# Ohm’s Law and in-series components

ohms-lawseries

I am doing some practice problems based on what I learned today in lecture. However, I am stuck on this problem:

`A 10Ω resistor is in series with a bulb and a 12V source.`

```a. If 8V is across the bulb, what is across the resistor? b. What is the current in the circuit? c. What is the resistance of the bulb? ```

Where would I begin solving what voltage is across the resistor? I do not the current, nor do I have the means to find it (that I can see), thus I can not find what voltage is dropped.

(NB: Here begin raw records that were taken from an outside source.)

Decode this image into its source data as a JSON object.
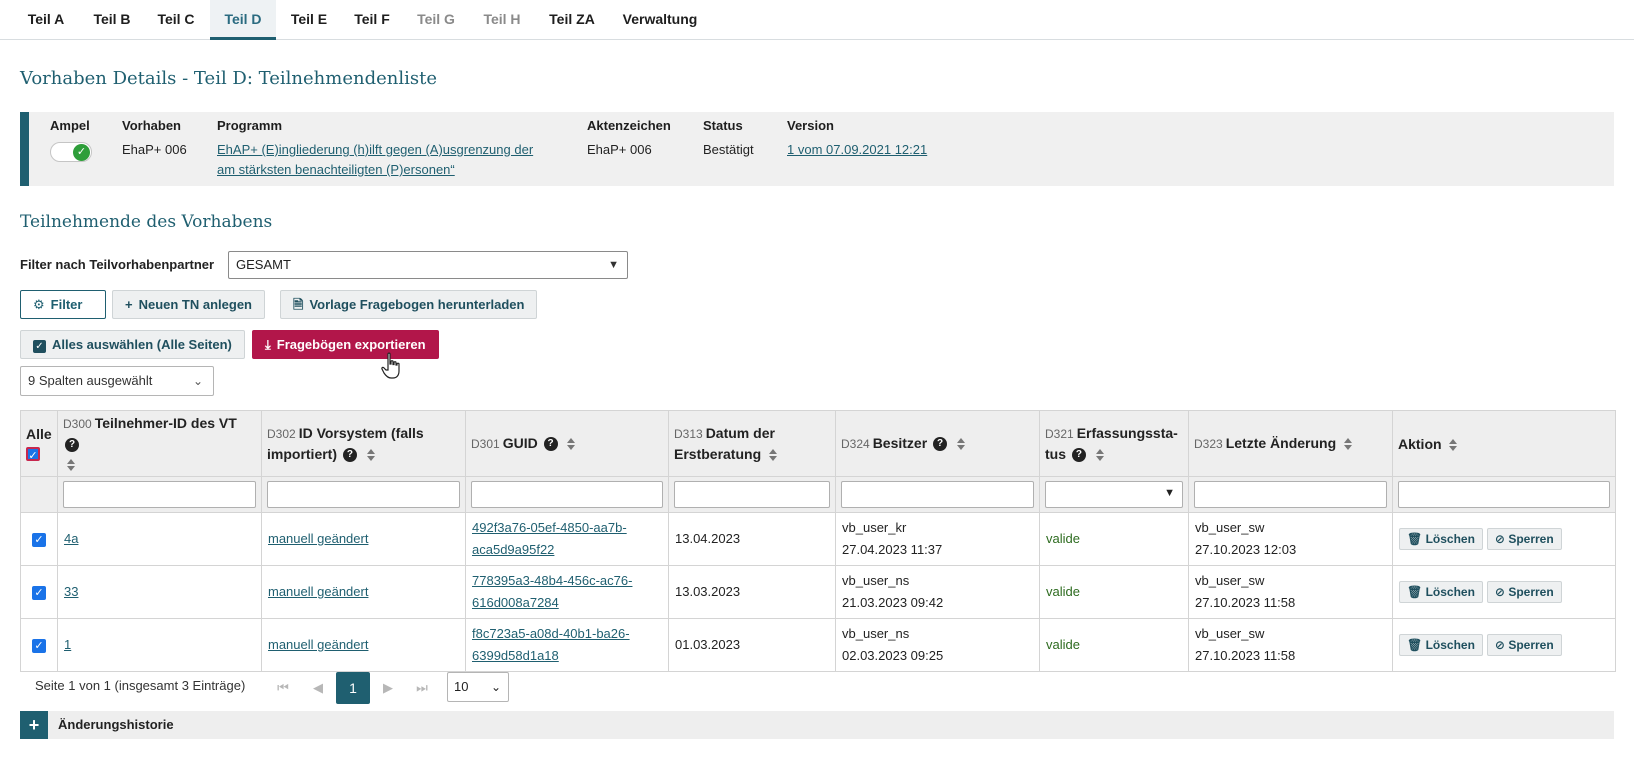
{
  "tabs": [
    "Teil A",
    "Teil B",
    "Teil C",
    "Teil D",
    "Teil E",
    "Teil F",
    "Teil G",
    "Teil H",
    "Teil ZA",
    "Verwaltung"
  ],
  "active_tab": "Teil D",
  "page_title": "Vorhaben Details - Teil D: Teilnehmendenliste",
  "info": {
    "headers": {
      "ampel": "Ampel",
      "vorhaben": "Vorhaben",
      "programm": "Programm",
      "aktenzeichen": "Aktenzeichen",
      "status": "Status",
      "version": "Version"
    },
    "vorhaben": "EhaP+ 006",
    "programm_line1": "EhAP+ (E)ingliederung (h)ilft gegen (A)usgrenzung der",
    "programm_line2": "am stärksten benachteiligten (P)ersonen“",
    "aktenzeichen": "EhaP+ 006",
    "status": "Bestätigt",
    "version": "1 vom 07.09.2021 12:21"
  },
  "section_title": "Teilnehmende des Vorhabens",
  "filter": {
    "label": "Filter nach Teilvorhabenpartner",
    "selected": "GESAMT"
  },
  "buttons": {
    "filter": "Filter",
    "new_tn": "Neuen TN anlegen",
    "download_template": "Vorlage Fragebogen herunterladen",
    "select_all": "Alles auswählen (Alle Seiten)",
    "export": "Fragebögen exportieren"
  },
  "columns_select": "9 Spalten ausgewählt",
  "table": {
    "headers": {
      "all": "Alle",
      "c1_code": "D300",
      "c1": "Teilnehmer-ID des VT",
      "c2_code": "D302",
      "c2a": "ID Vorsystem (falls",
      "c2b": "importiert)",
      "c3_code": "D301",
      "c3": "GUID",
      "c4_code": "D313",
      "c4a": "Datum der",
      "c4b": "Erstberatung",
      "c5_code": "D324",
      "c5": "Besitzer",
      "c6_code": "D321",
      "c6a": "Erfassungssta-",
      "c6b": "tus",
      "c7_code": "D323",
      "c7": "Letzte Änderung",
      "c8": "Aktion"
    },
    "rows": [
      {
        "id": "4a",
        "vorsystem": "manuell geändert",
        "guid1": "492f3a76-05ef-4850-aa7b-",
        "guid2": "aca5d9a95f22",
        "datum": "13.04.2023",
        "besitzer": "vb_user_kr",
        "besitzer_date": "27.04.2023 11:37",
        "status": "valide",
        "changed_by": "vb_user_sw",
        "changed_at": "27.10.2023 12:03"
      },
      {
        "id": "33",
        "vorsystem": "manuell geändert",
        "guid1": "778395a3-48b4-456c-ac76-",
        "guid2": "616d008a7284",
        "datum": "13.03.2023",
        "besitzer": "vb_user_ns",
        "besitzer_date": "21.03.2023 09:42",
        "status": "valide",
        "changed_by": "vb_user_sw",
        "changed_at": "27.10.2023 11:58"
      },
      {
        "id": "1",
        "vorsystem": "manuell geändert",
        "guid1": "f8c723a5-a08d-40b1-ba26-",
        "guid2": "6399d58d1a18",
        "datum": "01.03.2023",
        "besitzer": "vb_user_ns",
        "besitzer_date": "02.03.2023 09:25",
        "status": "valide",
        "changed_by": "vb_user_sw",
        "changed_at": "27.10.2023 11:58"
      }
    ],
    "action_delete": "Löschen",
    "action_lock": "Sperren"
  },
  "pagination": {
    "info": "Seite 1 von 1 (insgesamt 3 Einträge)",
    "current": "1",
    "page_size": "10"
  },
  "history_label": "Änderungshistorie",
  "colors": {
    "accent": "#1f5f70",
    "primary_button": "#b2164a",
    "valid": "#2d6b1f"
  }
}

I am not sure if I can assume the bulb has no resistance, in which case I can solve the problem easily.

#### Best Answer

You need to use KVL around the loop:

simulate this circuit – Schematic created using CircuitLab

KVL says that the sum of the voltages around the loop equals 0. That means that if there is a 12V increase traveling from the negative to the positive terminal of the voltage source, then the voltage must fall by 12V traveling through the bulb and resistor.

The current in the loop can be found using Ohm's Law and from the voltage \\$V\\$ across the \\$10\Omega\\$ resistor you found in part (a).

The resistance of the bulb can then be found using Ohm's Law again: you are given the fact that 8V is across the bulb and from part (b) you know the current through it. Solve for the resistance \\$R\\$.